After an explosion, one of your guys legs are trapped under heavy debris that can not be lifted by your team…
1.) What are you planning as you run over to the patient, and what will you do first? Important parts of the trauma patient assessment to highlight?
2.) How do you prepare the patient for extraction? Then what do you do immediately after extraction?
3.) If you have no extraction equipment… what can you do?
Do you know what tools to ask for if you don’t have them?
4.) What is long term management and goals of this patient until you get him extracted? (Hours, Prolonged Field Care.)
5.) What are the differences in treating this out of an aid bag/ truck bag versus if you have a Role 1 or above capability nearby?
Crush Injury patients are grueling and resource intensive. This is a good trauma lane training to throw at your medics. Use a very lightweight object to simulate the entrapped limb (which causes no discomfort if using roleplayer instead of mannequin) and even though medic could easily lift the fake object off the patient, tell him it weighs thousands of pounds and can’t do it. If it accidentally comes off, place it back on for the sake of the scenario or find a way to safely stabilize in place.

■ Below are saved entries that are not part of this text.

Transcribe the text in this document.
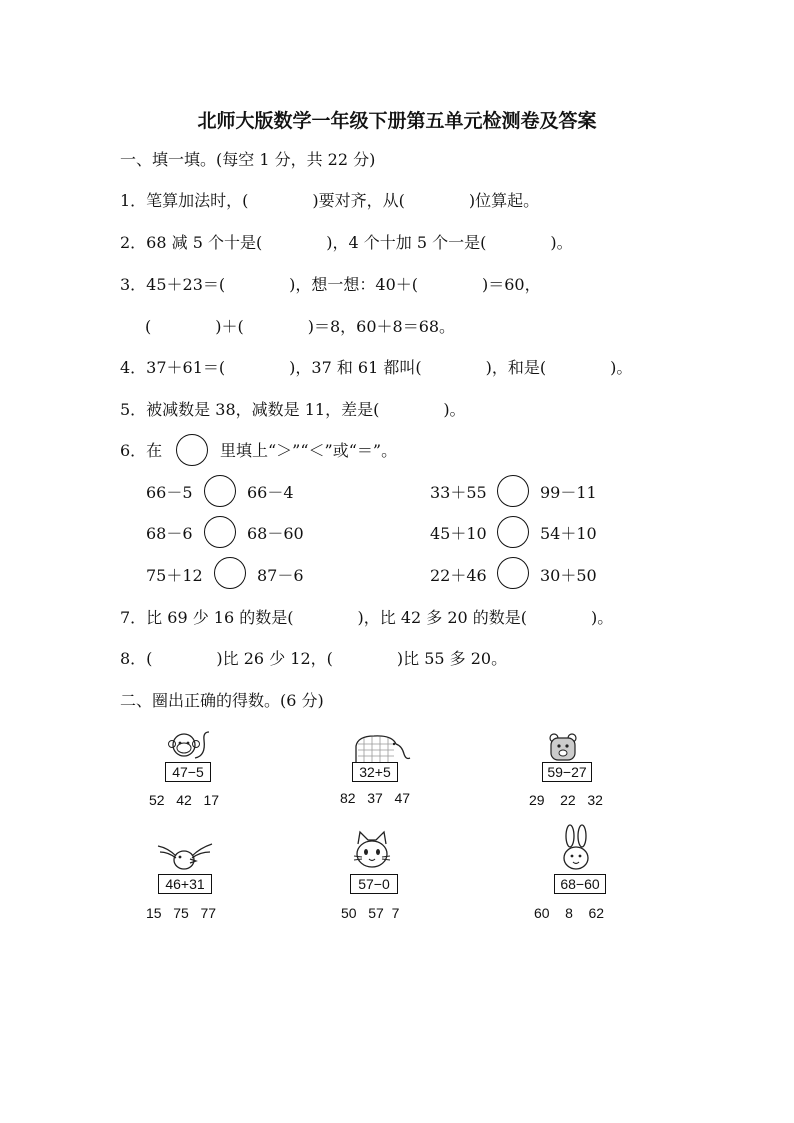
北师大版数学一年级下册第五单元检测卷及答案
一、填一填。(每空 1 分，共 22 分)
1．笔算加法时，(　　　　)要对齐，从(　　　　)位算起。
2．68 减 5 个十是(　　　　)，4 个十加 5 个一是(　　　　)。
3．45＋23＝(　　　　)，想一想：40＋(　　　　)＝60，
(　　　　)＋(　　　　)＝8，60＋8＝68。
4．37＋61＝(　　　　)，37 和 61 都叫(　　　　)，和是(　　　　)。
5．被减数是 38，减数是 11，差是(　　　　)。
6．在	里填上“＞”“＜”或“＝”。
66－5	66－4	33＋55	99－11
68－6	68－60	45＋10	54＋10
75＋12	87－6	22＋46	30＋50
7．比 69 少 16 的数是(　　　　)，比 42 多 20 的数是(　　　　)。
8．(　　　　)比 26 少 12，(　　　　)比 55 多 20。
二、圈出正确的得数。(6 分)
47−5
52   42   17
32+5
82   37   47
59−27
29    22   32
46+31
15   75   77
57−0
50   57  7
68−60
60    8    62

There isn’t a lot of bullet holes with this patient to plug, but instead takes a lot of understanding what is going on underneath the skin and on a cellular level…
Let’s address the answers to these patients:
First, reference the U.S. Army Institute of Surgical Research(USAISR) Clinical Practice Guidelines(CPG) on Crush; U.S. Military Medics should read and know these:
Advanced: The Field Amputation
An advanced medic with special training and permission from telemedicine may have to consider the field amputation in the rare event that extraction equipment is not coming, or in situations where the stability of the structure isn’t safe enough to sit on this patient for extended periods. At minimum, all medics should recognize to request a surgeon or other higher level provider to do this for their patient.